As one of the most highly anticipated and heated mid-term elections in recent memory takes place across the United States, millions are turning out in record numbers to cast their vote with the House of Representatives and U.S. Senate potentially swinging across party lines one way or the other.
But why bother with all that boring election talk that will dramatically impact the near future of our lives when there are more pressing elections that need to take place?

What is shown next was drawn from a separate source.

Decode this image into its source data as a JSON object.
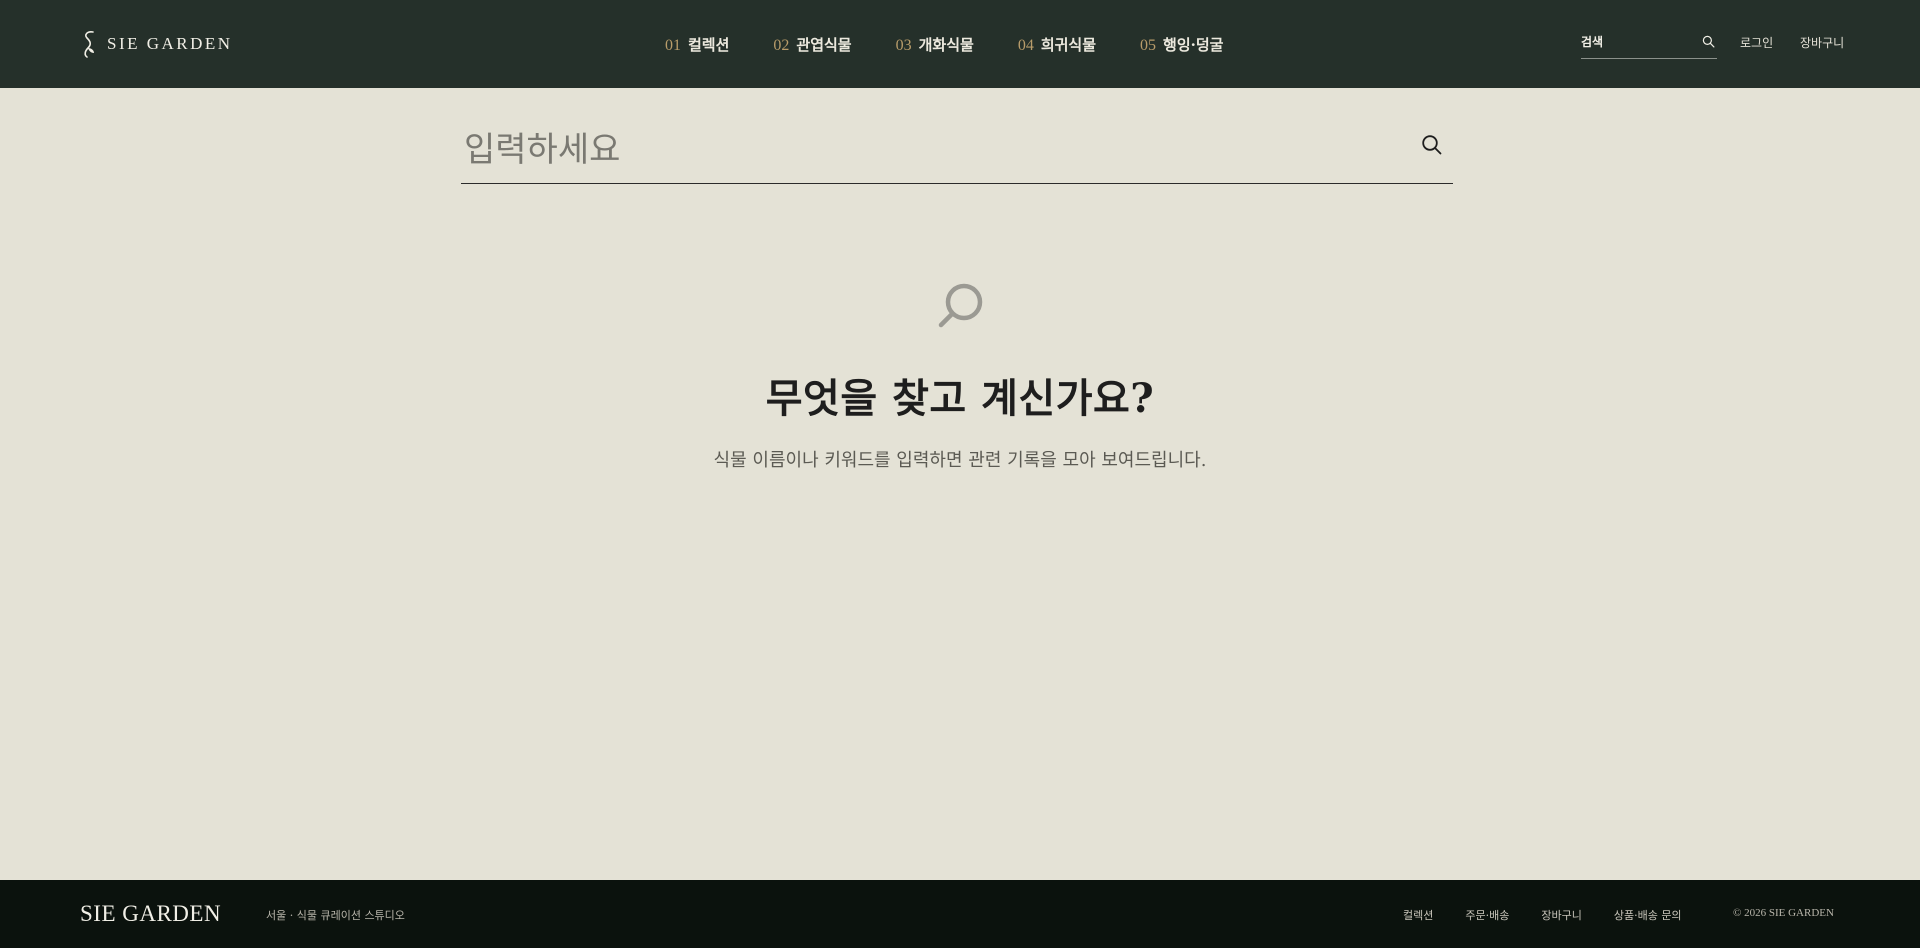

With every key seat in college football‘s highest public court up for grabs, it’s time to cast your ballot for some critical races in the 2018 College Football Elections.
Here are some ground rules before you cast your ballot and elect the future of college football as we know it.

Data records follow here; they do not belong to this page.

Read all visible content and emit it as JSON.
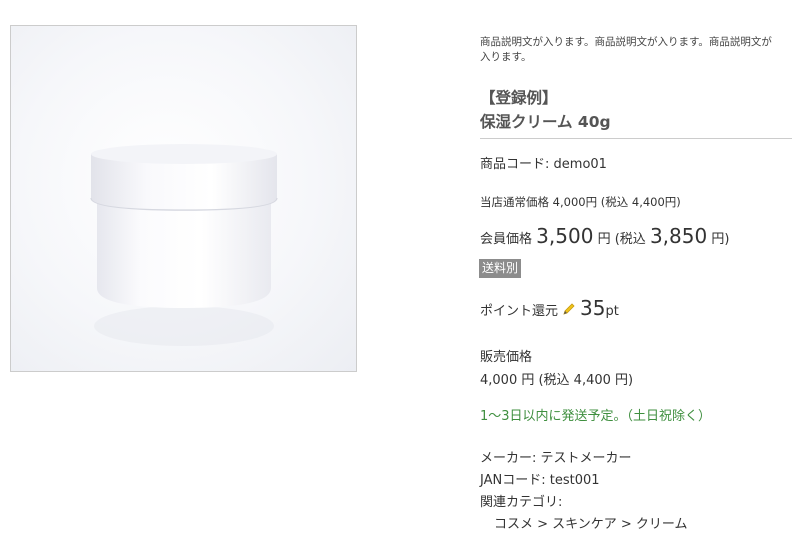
{
  "product": {
    "description": "商品説明文が入ります。商品説明文が入ります。商品説明文が入ります。",
    "title_tag": "【登録例】",
    "title": "保湿クリーム 40g",
    "code_label": "商品コード:",
    "code_value": "demo01",
    "regular_price_text": "当店通常価格 4,000円 (税込 4,400円)",
    "member_label": "会員価格",
    "member_price": "3,500",
    "member_yen": "円",
    "member_tax_open": "(税込",
    "member_price_tax": "3,850",
    "member_tax_close": "円)",
    "shipping_badge": "送料別",
    "points_label": "ポイント還元",
    "points_value": "35",
    "points_unit": "pt",
    "sale_label": "販売価格",
    "sale_value": "4,000 円 (税込 4,400 円)",
    "ship_note": "1〜3日以内に発送予定。（土日祝除く）",
    "maker_text": "メーカー: テストメーカー",
    "jan_text": "JANコード: test001",
    "category_label": "関連カテゴリ:",
    "category_path": "コスメ > スキンケア > クリーム"
  },
  "icons": {
    "points": "pencil-icon"
  },
  "colors": {
    "ship_note": "#3f8f3f",
    "badge_bg": "#8c8c8c",
    "text": "#333333"
  }
}
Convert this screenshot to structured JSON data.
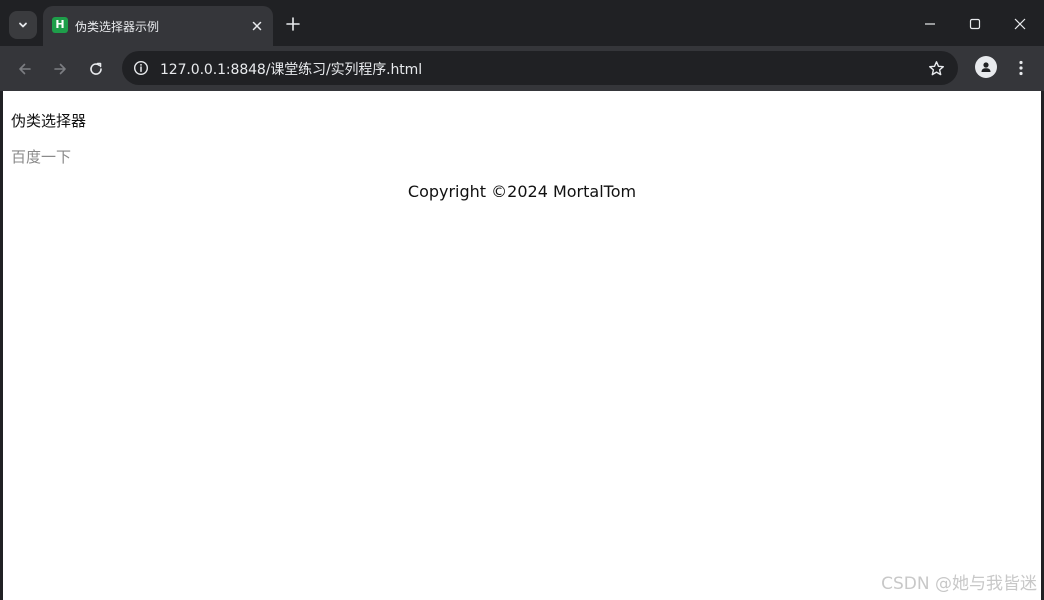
{
  "browser": {
    "tab": {
      "title": "伪类选择器示例",
      "favicon_letter": "H",
      "favicon_color": "#1e9e4a"
    },
    "address_bar": {
      "url": "127.0.0.1:8848/课堂练习/实列程序.html"
    },
    "icons": {
      "tab_search": "chevron-down-icon",
      "tab_close": "close-icon",
      "new_tab": "plus-icon",
      "minimize": "minimize-icon",
      "maximize": "maximize-icon",
      "close_window": "close-icon",
      "back": "arrow-left-icon",
      "forward": "arrow-right-icon",
      "reload": "reload-icon",
      "site_info": "info-icon",
      "bookmark": "star-icon",
      "profile": "person-icon",
      "menu": "kebab-menu-icon"
    },
    "colors": {
      "frame": "#202124",
      "toolbar": "#35363a",
      "text": "#e8eaed"
    }
  },
  "page": {
    "heading": "伪类选择器",
    "link_label": "百度一下",
    "link_color": "#8a8a8a",
    "footer": "Copyright ©2024 MortalTom",
    "background": "#ffffff"
  },
  "watermark": "CSDN @她与我皆迷"
}
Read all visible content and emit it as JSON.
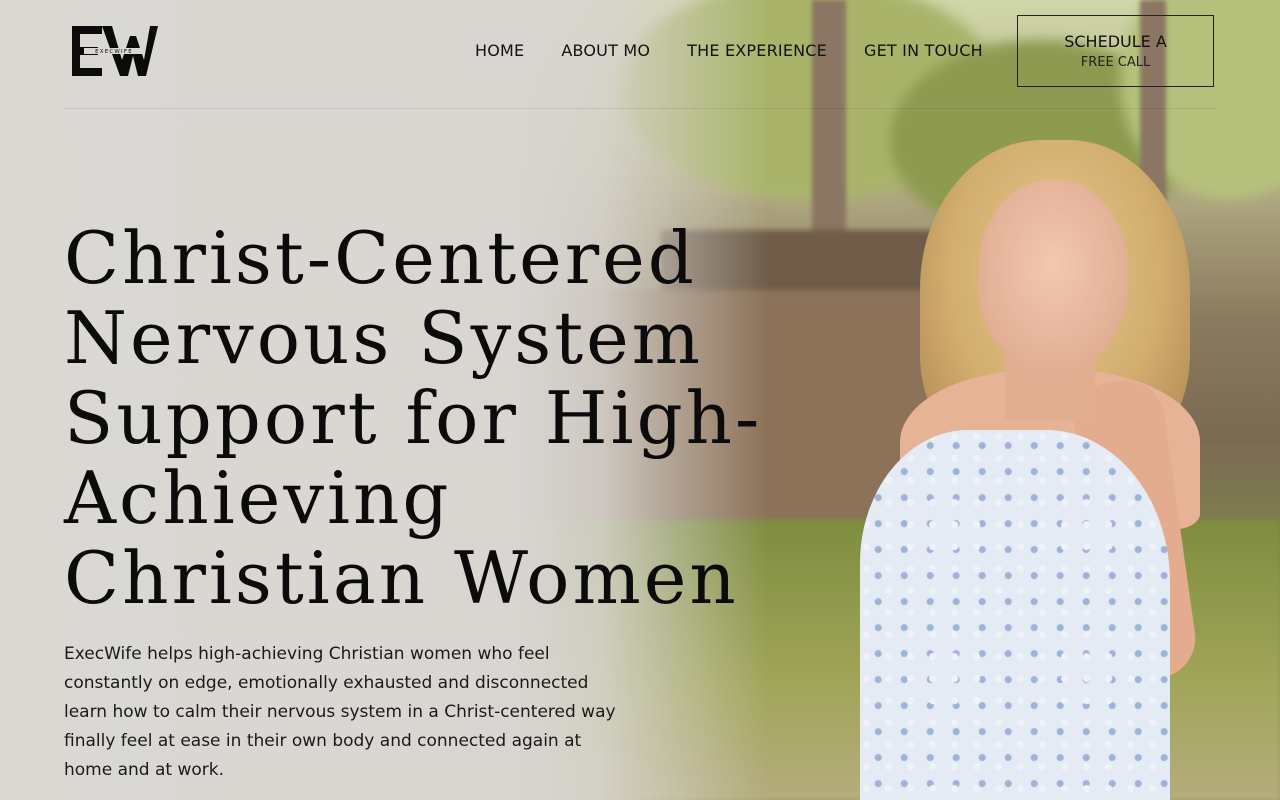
{
  "brand": {
    "logo_monogram": "EW",
    "logo_wordmark": "EXECWIFE"
  },
  "nav": {
    "items": [
      {
        "label": "HOME"
      },
      {
        "label": "ABOUT MO"
      },
      {
        "label": "THE EXPERIENCE"
      },
      {
        "label": "GET IN TOUCH"
      }
    ],
    "cta_line1": "SCHEDULE A",
    "cta_line2": "FREE CALL"
  },
  "hero": {
    "headline": "Christ-Centered Nervous System Support for High-Achieving Christian Women",
    "description": "ExecWife helps high-achieving Christian women who feel constantly on edge, emotionally exhausted and disconnected learn how to calm their nervous system in a Christ-centered way finally feel at ease in their own body and connected again at home and at work."
  },
  "colors": {
    "text": "#111111",
    "background": "#dcd9d5",
    "cta_border": "#222222"
  }
}
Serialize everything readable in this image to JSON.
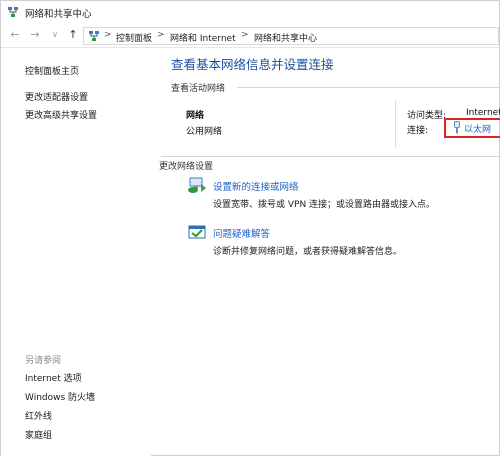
{
  "window": {
    "title": "网络和共享中心"
  },
  "address_bar": {
    "crumbs": [
      "控制面板",
      "网络和 Internet",
      "网络和共享中心"
    ],
    "separator": ">"
  },
  "nav": {
    "back": "←",
    "forward": "→",
    "dropdown": "∨",
    "up": "↑"
  },
  "sidebar": {
    "items": [
      {
        "label": "控制面板主页"
      },
      {
        "label": "更改适配器设置"
      },
      {
        "label": "更改高级共享设置"
      }
    ],
    "see_also_caption": "另请参阅",
    "see_also": [
      {
        "label": "Internet 选项"
      },
      {
        "label": "Windows 防火墙"
      },
      {
        "label": "红外线"
      },
      {
        "label": "家庭组"
      }
    ]
  },
  "main": {
    "heading": "查看基本网络信息并设置连接",
    "active_networks_label": "查看活动网络",
    "network": {
      "name": "网络",
      "type": "公用网络",
      "access_type_label": "访问类型:",
      "access_type_value": "Internet",
      "connections_label": "连接:",
      "connection_value": "以太网"
    },
    "change_settings_label": "更改网络设置",
    "tasks": [
      {
        "title": "设置新的连接或网络",
        "desc": "设置宽带、拨号或 VPN 连接；或设置路由器或接入点。",
        "icon": "network-setup-icon"
      },
      {
        "title": "问题疑难解答",
        "desc": "诊断并修复网络问题，或者获得疑难解答信息。",
        "icon": "troubleshoot-icon"
      }
    ]
  },
  "colors": {
    "link": "#1b61c9",
    "heading": "#1b4e9e",
    "highlight_border": "#e02424"
  }
}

1. No one can run for more than one seat/position at a time.
2. Every major conference will be represented on each ballot in some capacity.
3. THAT’S IT.
Governor of College Football
Job Description: The Governor will oversee all aspects of the game, gets priority seating in the College Football Playoff, and controls all bragging rights over conference mayors during his tenure.
Chamber of Quarterbacks
Job Description: The Chamber of Quarterbacks will allow two signal callers ultimate freedom to audible the play and get all the blame should any game be lost no matter the outcome.
House of Wide Receivers
Job Description: The House of Wide Receivers will catch all incoming grievances, should they be high or low, and celebrate all success accordingly within the Rules of the Game.
Minister of Defense
Job Description: The Minister of Defense shall always protect, defend and support the Rules of the Game by sacking any, and all, issues with a swift and just decision.
Job Description: The Offensive Treasurer is knowledgable in all offensive tactics and will, in all capacities, deliver the best play call to the game whenever called upon by the Governor.
Secretary of Defense
Job Description: The Mayor of the Defense understands the critical defensive strategy should opposing offensives attack, and the Mayor shall always blitz on second down to set up third-and-long situations.